L’armée et les milieux économiques présentent toujours les affaires compensatoires, aussi nommées offsets, comme une panacée pour l’industrie de l’armement. En réalité, il s’agit d’un mécanisme de subvention bien caché et de la privatisation de moyens publics.
L’industrie de l’armement ne manque pas une occasion de parler du miracle économique que sont les affaires compensatoires, surtout lorsque l’on parle d’achat d’avions de chasse. Elle utilise un calcul simple : Achetez des avions de chasse pour 6 milliards et l’industrie suisse de l’armement recevra 6 milliards. Les avions sont donc gratuits ! Plus sérieusement, il s’agit là tout simplement de subventions industrielles, qui font augmenter le prix d’achat de 10 à 20%, qui plus est. Ces magouilles ne sont utilisées que dans le domaine de l’industrie car, selon l’OMC, elles sont illégales dans tous les autres domaines, n’étant pas compatibles avec le libre-échange. Pendant des années, les compensations étaient de l’ordre de 100%. En Autriche elles étaient même de 200% dans le cas des Eurofighter – les pots de vins ne pouvaient pas venir de nulle part. Le parlement a décidé de réduire ces affaires compensatoires à 60% pour le F-35. Une mauvaise affaire, pourrait-on penser – si les contrats compensatoires sont accomplis, ce que promet l’industrie.
Sociétés fictives
L’adresse ressemble à celle d’une société écran : ASIPRO c/o F. Fischer AG, 6234 Triengen. Or, il s’agit là bien de l’adresse officielle de l’une des sociétés chargées d’organiser et de mener à bien ces affaires compensatoires par armasuisse, l’Office fédéral de l’armement. L’accord a été passé en avril 2021. Les président.es de cette association sont membres de Swissmem et de son équivalent romand GRPM. ASIPRO est responsable du bureau des affaires compensatoires à Berne, qui doit les réaliser.
L’industrie présente ASIPRO comme un excellent exemple d’un bon PPP – un partenariat public-privé. Autrement dit, l’Etat délègue des tâches à des privés qui, eux, peuvent garder les bénéfices. Car pour chaque affaire compensatoire, cette association reçoit 1 ‰du montant de l’offset. Elle a donc intérêt à ce qu’autant d’affaires compensatoires que possible soient autorisées. Selon le contrat passé entre ASIPRO et armasuisse, c’est tout de même cette dernière qui doit mettre à disposition le matériel de bureau et l’infrastructure informatique. Reste une grande question : pourquoi armasuisse charge-t-elle une entreprise privée de contrôler et de mener à bien ces affaires compensatoire – qui plus est si cette entreprise appartient à l’industrie qui en profite financièrement ?

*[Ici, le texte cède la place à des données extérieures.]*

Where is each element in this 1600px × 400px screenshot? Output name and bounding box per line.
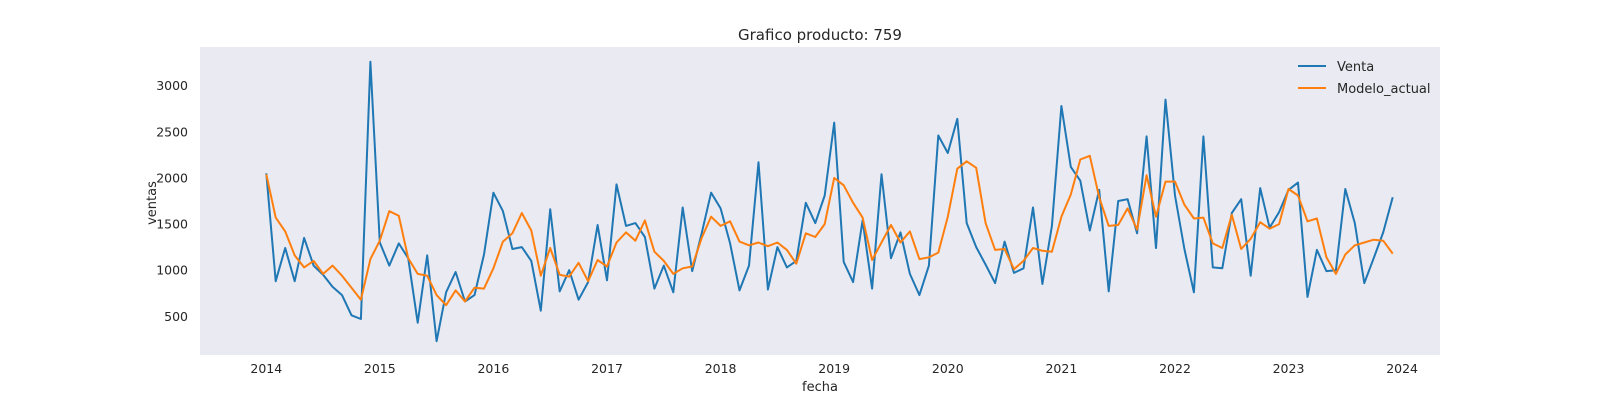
x-tick-label: 2023 <box>1273 361 1305 376</box>
x-axis-label: fecha <box>802 380 838 395</box>
x-tick-label: 2014 <box>250 361 282 376</box>
series-line-modelo-actual <box>265 154 1394 307</box>
series-lines <box>265 60 1394 343</box>
x-tick-label: 2018 <box>705 361 737 376</box>
y-tick-label: 1000 <box>156 263 188 278</box>
x-tick-label: 2016 <box>477 361 509 376</box>
y-tick-label: 2500 <box>156 124 188 139</box>
y-axis-ticks: 500 1000 1500 2000 2500 3000 <box>156 78 188 324</box>
x-tick-label: 2015 <box>364 361 396 376</box>
chart-title: Grafico producto: 759 <box>738 26 902 44</box>
y-tick-label: 500 <box>164 309 188 324</box>
x-tick-label: 2017 <box>591 361 623 376</box>
x-tick-label: 2021 <box>1045 361 1077 376</box>
series-line-venta <box>265 60 1394 343</box>
x-tick-label: 2022 <box>1159 361 1191 376</box>
plot-background <box>200 47 1440 355</box>
x-axis-ticks: 2014 2015 2016 2017 2018 2019 2020 2021 2022 2023… <box>250 361 1418 376</box>
x-tick-label: 2019 <box>818 361 850 376</box>
y-tick-label: 1500 <box>156 217 188 232</box>
x-tick-label: 2024 <box>1386 361 1418 376</box>
x-tick-label: 2020 <box>932 361 964 376</box>
legend-label-modelo-actual: Modelo_actual <box>1337 82 1431 97</box>
y-tick-label: 3000 <box>156 78 188 93</box>
legend-label-venta: Venta <box>1337 60 1374 75</box>
y-tick-label: 2000 <box>156 170 188 185</box>
legend: Venta Modelo_actual <box>1298 60 1431 97</box>
y-axis-label: ventas <box>145 181 160 225</box>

Un peu plus de transparence
Un nouveau registre public des affaires compensatoire recense depuis le 1er avril 2018 les noms des entreprises qui profitent de ces dernières. Bien entendu, les montants exacts et les bénéfices que retirent ces entreprises n’y figurent pas. On y voit uniquement la répartition sur le territoire en pourcentage. Si l’on regarde la liste des entreprises de plus près, on voit que des filiales des fournisseurs étrangers sont listées dans la colonne des bénéficiaires suisses. L’exemple de l’entreprise française Thales est particulièrement frappant. Pour l’achat du système de surveillance de l’espace aérien Florako, ce sont les filiales zurichoises Thales Rail Signalling Solutions AG et Thales Swiss SA qui ont profité des affaires compensatoires. Dans le cas des tourelles Protector de l’entreprise norvégienne Kongsberg, l’une de seulement quatre entreprises bénéficiaires en Suisse alémanique est Kongsberg Defence Switzerland AG à Thoune. Il est donc profitable pour les fournisseurs étrangers d’avoir une petite filiale en Suisse. Cela permet de conclure quelques affaires de plus et, qui sait, peut-être même de payer moins d’impôts. L’industrie de l’armement est la grande gagnante des affaires compensatoires et dans ce domaine, il n’y a pas de petites économies.